Novelist, political activist, essayist, and sometime movie director Leon deWinter wrote this mystery-spy thriller-philosophical novel in 1990. It became a huge success in Europe and was subsequently translated from the original Dutch into English for American audiences.
It is interesting that the author chose Baruch Spinoza as the philosophical thread that ties together the other various, and somewhat disparate, themes of the novel. Just what do Spinoza, infidelity, the Holocaust, political intrigue, bulimia, alcoholism, and obsessive compulsive disorder have to do with one another?
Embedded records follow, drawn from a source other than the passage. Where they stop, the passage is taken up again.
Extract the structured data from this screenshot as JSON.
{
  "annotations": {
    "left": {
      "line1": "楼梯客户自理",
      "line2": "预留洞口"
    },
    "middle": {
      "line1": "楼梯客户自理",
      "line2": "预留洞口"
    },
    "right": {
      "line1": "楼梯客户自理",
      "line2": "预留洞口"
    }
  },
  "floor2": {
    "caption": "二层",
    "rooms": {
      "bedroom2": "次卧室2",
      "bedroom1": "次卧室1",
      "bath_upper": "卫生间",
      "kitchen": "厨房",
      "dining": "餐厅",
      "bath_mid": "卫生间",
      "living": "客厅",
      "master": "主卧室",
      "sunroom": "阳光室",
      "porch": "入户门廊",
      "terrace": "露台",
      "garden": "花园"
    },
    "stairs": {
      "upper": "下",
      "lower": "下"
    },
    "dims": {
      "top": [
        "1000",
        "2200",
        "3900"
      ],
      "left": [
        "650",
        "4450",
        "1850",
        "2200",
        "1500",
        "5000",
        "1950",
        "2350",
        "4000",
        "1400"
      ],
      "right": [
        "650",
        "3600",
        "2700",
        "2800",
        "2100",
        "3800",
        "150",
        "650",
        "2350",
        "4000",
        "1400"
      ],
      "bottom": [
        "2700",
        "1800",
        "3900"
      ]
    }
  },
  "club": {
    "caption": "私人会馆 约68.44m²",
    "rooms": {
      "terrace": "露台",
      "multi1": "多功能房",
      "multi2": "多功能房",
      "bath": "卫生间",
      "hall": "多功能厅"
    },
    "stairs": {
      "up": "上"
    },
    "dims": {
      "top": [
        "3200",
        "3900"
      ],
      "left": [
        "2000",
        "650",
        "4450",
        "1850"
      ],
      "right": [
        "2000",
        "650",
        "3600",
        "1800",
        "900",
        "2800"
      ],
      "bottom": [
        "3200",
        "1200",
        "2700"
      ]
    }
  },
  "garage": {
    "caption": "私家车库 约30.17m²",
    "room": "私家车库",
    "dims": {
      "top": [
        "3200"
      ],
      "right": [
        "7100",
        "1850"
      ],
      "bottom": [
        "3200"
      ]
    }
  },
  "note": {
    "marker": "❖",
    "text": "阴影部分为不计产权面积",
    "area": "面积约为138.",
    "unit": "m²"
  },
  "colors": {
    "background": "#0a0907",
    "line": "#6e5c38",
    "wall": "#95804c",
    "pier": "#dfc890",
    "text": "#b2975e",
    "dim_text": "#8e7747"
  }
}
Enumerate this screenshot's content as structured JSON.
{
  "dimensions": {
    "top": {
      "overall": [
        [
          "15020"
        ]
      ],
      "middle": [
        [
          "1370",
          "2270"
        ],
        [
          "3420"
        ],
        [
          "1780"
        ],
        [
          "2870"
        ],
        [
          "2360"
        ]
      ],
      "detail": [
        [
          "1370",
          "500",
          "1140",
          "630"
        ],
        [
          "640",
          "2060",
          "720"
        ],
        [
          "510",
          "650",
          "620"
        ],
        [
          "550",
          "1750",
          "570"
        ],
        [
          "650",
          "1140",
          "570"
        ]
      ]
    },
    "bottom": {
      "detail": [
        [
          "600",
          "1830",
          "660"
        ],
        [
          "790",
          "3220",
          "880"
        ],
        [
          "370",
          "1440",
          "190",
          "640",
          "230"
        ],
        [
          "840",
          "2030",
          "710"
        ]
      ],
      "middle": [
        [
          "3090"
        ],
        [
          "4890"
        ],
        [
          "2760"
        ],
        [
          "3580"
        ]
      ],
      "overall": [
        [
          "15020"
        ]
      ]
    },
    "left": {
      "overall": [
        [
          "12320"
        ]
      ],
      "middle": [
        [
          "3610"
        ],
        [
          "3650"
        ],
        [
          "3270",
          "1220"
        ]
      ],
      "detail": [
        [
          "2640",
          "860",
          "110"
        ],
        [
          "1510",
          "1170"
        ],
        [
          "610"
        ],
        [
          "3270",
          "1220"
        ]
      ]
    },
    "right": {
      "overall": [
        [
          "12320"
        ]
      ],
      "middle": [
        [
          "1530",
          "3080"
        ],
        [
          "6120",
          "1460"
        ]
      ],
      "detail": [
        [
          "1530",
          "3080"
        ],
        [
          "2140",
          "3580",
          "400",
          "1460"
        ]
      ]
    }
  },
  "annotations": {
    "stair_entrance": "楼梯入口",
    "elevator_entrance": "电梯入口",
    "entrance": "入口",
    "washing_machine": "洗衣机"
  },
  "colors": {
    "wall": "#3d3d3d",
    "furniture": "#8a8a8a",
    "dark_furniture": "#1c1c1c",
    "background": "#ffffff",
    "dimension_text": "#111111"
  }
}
Felix Hoffman, the overeating protagonist, reads Spinoza as both an intellectual escape from his troubled life, and in search of some formula of what it means to experience happiness. Spinoza was cut off from his community for his radical ideas about the nature of God, and rather than submit to the authority of the Jewish community, chose a lonely path of intellectual pursuit for “the truth.” Felix, a Holocaust survivor who was hidden by Christians, has little to do with his own Jewish community, by his own choice, after the discovery that his parents perished in the camps. His wife Marian becomes, for him, the ultimate happiness and more so when she gives him twin daughters, Miriam and Esther. Felix has found in life what Spinoza writes of in his treatise, but it is not to last long. The death of young Esther from childhood leukemia, followed years later by the suicide of her twin, Miriam, ends all hope of lasting happiness for Felix and Marion. They both are unfaithful in their marriage, unable to bear the pain of losing their children.
Marian, a scholar, pours her efforts into researching and writing a book that will never be finished. And Felix eats to fill the void that will never be filled from the loss of his daughters. His career as a diplomat has not been filled with promise and he puts it in even greater jeopardy by an ill-advised affair with a double agent as a last attempt to find happiness, or to fill the hunger in his soul that will not be sated.
There are plot turns and twists, revealed connections between people that will bring the book to an ultimate climax of redemption and in some measure, happiness for Felix Hoffman, his hunger for food replaced by a sense of contentment, which may be what the ultimate happiness is for all of us.